The big draw of Arnhem is its historical significance for World War II. For those of you with a little more life experience or for war movie buffs, you may remember the movie A Bridge Too Far, based on the Allied airborne attempt to recapture several bridges in the area, called Operation Market Garden. A young Dutch woman helped with the resistance and supposedly helped the captain of the company that was not able to take the Arnhem bridge to evacuate to Belgium. She later came to the United States and took on a new name: Audrey Hepburn.
However, for us, the highlight of the trip was the Open Air Museum of the Netherlands. If you’ve been to Williamsburg, Virginia, then you’ll know what the concept of the museum is, although, to us, the Open Air Museum of the Netherlands was much less cheesy. It’s a giant (~83 acres) park dedicated to different time periods within Dutch history. There are a lot of farms, animals, windmills, and displays dedicated to varying segments of Dutch life, particularly its agricultural past. We spent several hours there and could have easily spent more time roaming around.
Costs of Cologne (And I Don’t Mean Smelling Good)
There is a perfumerie in Cologne where Napoleon once bought stuff to smell good. We did not visit it. There’s a connection between the Anglicized name of the city and the French word for eau de parfum.
But, I digress.
Cologne is not the most budget-friendly destination in the world, but it is also not the most expensive one that we have stayed in during our travels in Europe in 2022.
We stayed for 29 nights, and, including the amortization of the costs traveling on a transatlantic cruise ship, we spent $6,001 during that time. That converts to a monthly cost of $6,283 for a long-term traveling couple to spend a month in Cologne, Germany.
Here’s how it broke down:
|Credit card spending||$2,360|
|Travel to Köln||$241|
|Amortized travel costs to Europe||$933|
|Credit card spending||$2,475|
|Travel to Köln||$241|
|Amortized travel costs to Europe||$979|
Look, I love Germany. I love being able to speak German. It was my major in college. I was stationed there when I was in the Army. I loved going to Cologne for Weiberfasching and visiting friends.
It’s a great place to spend a month. Everyone’s friendly. The beer flows freely. There are a lot of things to do.

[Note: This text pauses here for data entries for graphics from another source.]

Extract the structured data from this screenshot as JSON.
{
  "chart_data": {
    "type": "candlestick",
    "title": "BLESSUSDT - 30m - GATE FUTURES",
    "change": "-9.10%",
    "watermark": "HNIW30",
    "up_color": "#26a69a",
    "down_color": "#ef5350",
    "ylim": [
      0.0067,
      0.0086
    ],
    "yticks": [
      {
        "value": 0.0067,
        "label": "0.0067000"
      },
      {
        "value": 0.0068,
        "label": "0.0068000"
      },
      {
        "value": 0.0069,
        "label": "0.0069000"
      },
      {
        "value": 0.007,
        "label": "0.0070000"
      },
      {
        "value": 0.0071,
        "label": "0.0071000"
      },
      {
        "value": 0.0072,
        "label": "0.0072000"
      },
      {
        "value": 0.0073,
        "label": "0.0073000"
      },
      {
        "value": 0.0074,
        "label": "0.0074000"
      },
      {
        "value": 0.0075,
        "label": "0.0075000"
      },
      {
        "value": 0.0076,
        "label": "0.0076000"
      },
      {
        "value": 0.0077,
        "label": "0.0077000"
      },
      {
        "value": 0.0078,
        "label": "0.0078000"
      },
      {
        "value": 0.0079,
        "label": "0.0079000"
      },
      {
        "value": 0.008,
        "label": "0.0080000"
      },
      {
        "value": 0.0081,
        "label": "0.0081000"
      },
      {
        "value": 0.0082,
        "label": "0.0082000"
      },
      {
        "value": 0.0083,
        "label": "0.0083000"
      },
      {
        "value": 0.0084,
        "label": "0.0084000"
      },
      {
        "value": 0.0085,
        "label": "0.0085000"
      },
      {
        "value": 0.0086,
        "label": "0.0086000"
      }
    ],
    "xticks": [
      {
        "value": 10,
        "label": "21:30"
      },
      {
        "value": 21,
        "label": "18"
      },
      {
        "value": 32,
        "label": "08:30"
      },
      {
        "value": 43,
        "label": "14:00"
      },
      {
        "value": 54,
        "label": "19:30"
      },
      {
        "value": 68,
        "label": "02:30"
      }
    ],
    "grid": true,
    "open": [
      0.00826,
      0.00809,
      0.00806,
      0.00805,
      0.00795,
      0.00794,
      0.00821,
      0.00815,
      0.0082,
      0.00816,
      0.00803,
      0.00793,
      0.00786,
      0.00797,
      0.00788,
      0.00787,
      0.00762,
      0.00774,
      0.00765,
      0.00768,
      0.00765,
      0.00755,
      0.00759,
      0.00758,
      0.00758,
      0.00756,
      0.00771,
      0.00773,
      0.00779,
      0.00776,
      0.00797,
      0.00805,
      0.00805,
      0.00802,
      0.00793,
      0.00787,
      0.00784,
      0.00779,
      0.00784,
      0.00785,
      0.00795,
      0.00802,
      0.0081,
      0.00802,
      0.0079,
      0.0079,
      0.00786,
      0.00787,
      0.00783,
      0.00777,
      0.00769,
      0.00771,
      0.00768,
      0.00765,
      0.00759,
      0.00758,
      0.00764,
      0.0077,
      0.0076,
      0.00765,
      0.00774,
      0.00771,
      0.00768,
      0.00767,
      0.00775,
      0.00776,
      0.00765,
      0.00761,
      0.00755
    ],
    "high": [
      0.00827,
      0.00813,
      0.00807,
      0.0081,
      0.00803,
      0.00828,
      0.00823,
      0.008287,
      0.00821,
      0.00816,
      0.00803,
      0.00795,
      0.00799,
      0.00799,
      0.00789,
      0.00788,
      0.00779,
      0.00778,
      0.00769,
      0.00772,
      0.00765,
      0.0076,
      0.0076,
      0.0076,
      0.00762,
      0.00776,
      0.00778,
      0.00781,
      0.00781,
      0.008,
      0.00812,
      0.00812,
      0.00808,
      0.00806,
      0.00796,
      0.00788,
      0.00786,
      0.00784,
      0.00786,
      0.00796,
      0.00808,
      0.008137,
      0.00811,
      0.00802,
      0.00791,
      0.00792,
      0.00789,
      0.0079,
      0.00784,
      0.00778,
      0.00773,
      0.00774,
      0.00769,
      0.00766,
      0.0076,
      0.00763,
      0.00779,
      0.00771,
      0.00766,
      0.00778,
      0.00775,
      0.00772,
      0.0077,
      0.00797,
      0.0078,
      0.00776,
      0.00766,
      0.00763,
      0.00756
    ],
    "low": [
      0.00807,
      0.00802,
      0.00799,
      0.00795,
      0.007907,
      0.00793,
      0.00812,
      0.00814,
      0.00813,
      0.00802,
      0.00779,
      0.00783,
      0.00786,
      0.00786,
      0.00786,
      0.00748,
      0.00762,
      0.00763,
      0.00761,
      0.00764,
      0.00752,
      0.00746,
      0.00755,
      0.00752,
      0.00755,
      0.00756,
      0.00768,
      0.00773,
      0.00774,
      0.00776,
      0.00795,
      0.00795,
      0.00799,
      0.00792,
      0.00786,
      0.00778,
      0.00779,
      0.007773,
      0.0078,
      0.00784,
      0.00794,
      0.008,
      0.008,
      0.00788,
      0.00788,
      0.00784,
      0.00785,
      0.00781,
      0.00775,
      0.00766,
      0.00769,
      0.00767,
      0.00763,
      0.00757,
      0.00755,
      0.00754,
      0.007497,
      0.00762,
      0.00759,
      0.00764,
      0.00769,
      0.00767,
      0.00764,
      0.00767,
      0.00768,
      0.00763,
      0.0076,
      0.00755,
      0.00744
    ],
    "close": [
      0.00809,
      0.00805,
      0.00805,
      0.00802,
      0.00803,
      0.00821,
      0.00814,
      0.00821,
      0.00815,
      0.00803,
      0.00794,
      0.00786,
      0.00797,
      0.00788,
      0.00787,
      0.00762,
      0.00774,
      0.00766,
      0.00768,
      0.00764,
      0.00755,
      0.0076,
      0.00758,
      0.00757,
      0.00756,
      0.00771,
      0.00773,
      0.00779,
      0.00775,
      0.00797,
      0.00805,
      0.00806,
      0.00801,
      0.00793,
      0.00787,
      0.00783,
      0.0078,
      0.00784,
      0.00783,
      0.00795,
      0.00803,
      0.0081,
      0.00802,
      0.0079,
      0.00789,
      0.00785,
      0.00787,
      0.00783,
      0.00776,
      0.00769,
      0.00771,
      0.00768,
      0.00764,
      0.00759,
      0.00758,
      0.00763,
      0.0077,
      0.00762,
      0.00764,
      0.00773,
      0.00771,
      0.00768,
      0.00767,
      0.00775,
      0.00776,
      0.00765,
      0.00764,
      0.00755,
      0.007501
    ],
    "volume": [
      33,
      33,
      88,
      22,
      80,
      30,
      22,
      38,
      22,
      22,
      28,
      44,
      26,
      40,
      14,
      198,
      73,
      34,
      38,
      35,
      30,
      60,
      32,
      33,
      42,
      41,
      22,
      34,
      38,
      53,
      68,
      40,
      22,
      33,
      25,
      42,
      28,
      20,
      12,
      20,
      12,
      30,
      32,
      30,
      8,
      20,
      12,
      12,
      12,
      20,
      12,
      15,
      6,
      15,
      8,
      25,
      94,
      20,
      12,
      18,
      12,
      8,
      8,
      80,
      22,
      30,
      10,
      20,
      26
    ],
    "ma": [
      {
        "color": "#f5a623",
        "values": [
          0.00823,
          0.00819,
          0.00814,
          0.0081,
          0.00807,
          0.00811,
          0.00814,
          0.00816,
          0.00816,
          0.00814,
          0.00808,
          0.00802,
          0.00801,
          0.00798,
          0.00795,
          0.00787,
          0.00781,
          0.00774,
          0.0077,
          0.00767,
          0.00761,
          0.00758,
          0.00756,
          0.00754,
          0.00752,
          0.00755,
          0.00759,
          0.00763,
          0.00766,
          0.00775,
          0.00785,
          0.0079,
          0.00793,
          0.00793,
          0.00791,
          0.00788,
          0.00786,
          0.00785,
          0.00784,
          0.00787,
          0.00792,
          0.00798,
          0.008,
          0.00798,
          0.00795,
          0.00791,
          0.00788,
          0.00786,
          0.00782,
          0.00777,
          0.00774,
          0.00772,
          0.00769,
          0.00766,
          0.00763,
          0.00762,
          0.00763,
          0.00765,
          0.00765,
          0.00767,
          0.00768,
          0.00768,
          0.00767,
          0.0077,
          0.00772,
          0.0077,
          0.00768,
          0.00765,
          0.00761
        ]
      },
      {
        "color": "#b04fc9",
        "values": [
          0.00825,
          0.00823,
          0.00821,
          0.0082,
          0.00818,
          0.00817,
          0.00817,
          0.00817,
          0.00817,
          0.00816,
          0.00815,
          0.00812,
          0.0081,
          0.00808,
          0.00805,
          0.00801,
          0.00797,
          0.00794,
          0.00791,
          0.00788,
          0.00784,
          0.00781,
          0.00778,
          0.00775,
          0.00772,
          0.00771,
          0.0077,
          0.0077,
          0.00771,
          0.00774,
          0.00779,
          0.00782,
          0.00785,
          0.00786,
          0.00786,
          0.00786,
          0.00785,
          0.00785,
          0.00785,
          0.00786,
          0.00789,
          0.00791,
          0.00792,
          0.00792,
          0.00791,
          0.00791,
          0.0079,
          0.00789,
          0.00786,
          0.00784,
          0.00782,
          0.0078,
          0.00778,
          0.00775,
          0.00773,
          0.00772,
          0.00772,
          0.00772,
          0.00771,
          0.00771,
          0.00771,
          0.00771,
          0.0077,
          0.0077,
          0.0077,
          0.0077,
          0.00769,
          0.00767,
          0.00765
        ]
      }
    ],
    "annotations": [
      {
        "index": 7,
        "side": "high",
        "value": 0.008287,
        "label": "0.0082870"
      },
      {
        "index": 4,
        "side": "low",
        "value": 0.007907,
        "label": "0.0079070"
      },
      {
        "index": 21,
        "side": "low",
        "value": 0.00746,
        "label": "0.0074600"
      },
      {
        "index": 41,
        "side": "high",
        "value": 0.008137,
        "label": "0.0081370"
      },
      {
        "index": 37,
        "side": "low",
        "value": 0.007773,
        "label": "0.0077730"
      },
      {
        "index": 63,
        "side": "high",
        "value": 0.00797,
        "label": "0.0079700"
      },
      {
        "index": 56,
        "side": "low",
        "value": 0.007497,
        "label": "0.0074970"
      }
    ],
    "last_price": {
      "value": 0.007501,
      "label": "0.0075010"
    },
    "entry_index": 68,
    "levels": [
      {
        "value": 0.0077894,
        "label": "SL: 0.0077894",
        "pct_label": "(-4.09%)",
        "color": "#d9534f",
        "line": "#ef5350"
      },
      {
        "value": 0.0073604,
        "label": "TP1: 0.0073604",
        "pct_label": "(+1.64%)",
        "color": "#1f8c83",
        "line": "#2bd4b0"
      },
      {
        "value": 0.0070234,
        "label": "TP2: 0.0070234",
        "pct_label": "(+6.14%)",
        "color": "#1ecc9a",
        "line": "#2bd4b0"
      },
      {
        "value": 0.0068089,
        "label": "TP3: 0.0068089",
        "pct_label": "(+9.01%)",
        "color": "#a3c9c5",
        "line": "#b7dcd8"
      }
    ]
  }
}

That said, I think that we feel about Cologne like we felt about Split, Croatia: it was a great place to spend a month, but a month was enough. In future trips to Europe, we’ll probably visit Berlin and Hamburg rather than return to Cologne.
If you’re looking for a place to go and you’d like to base yourself somewhere convenient to the Netherlands and Belgium as well as to experience a different part and culture of Germany from other places, then Cologne is a great place to stay. It’d be good, for a non-retired traveler, to spend a week there. However, to us, it doesn’t rise to the level that Manchester and Lisbon have as places that we want to come back to and spend even more time.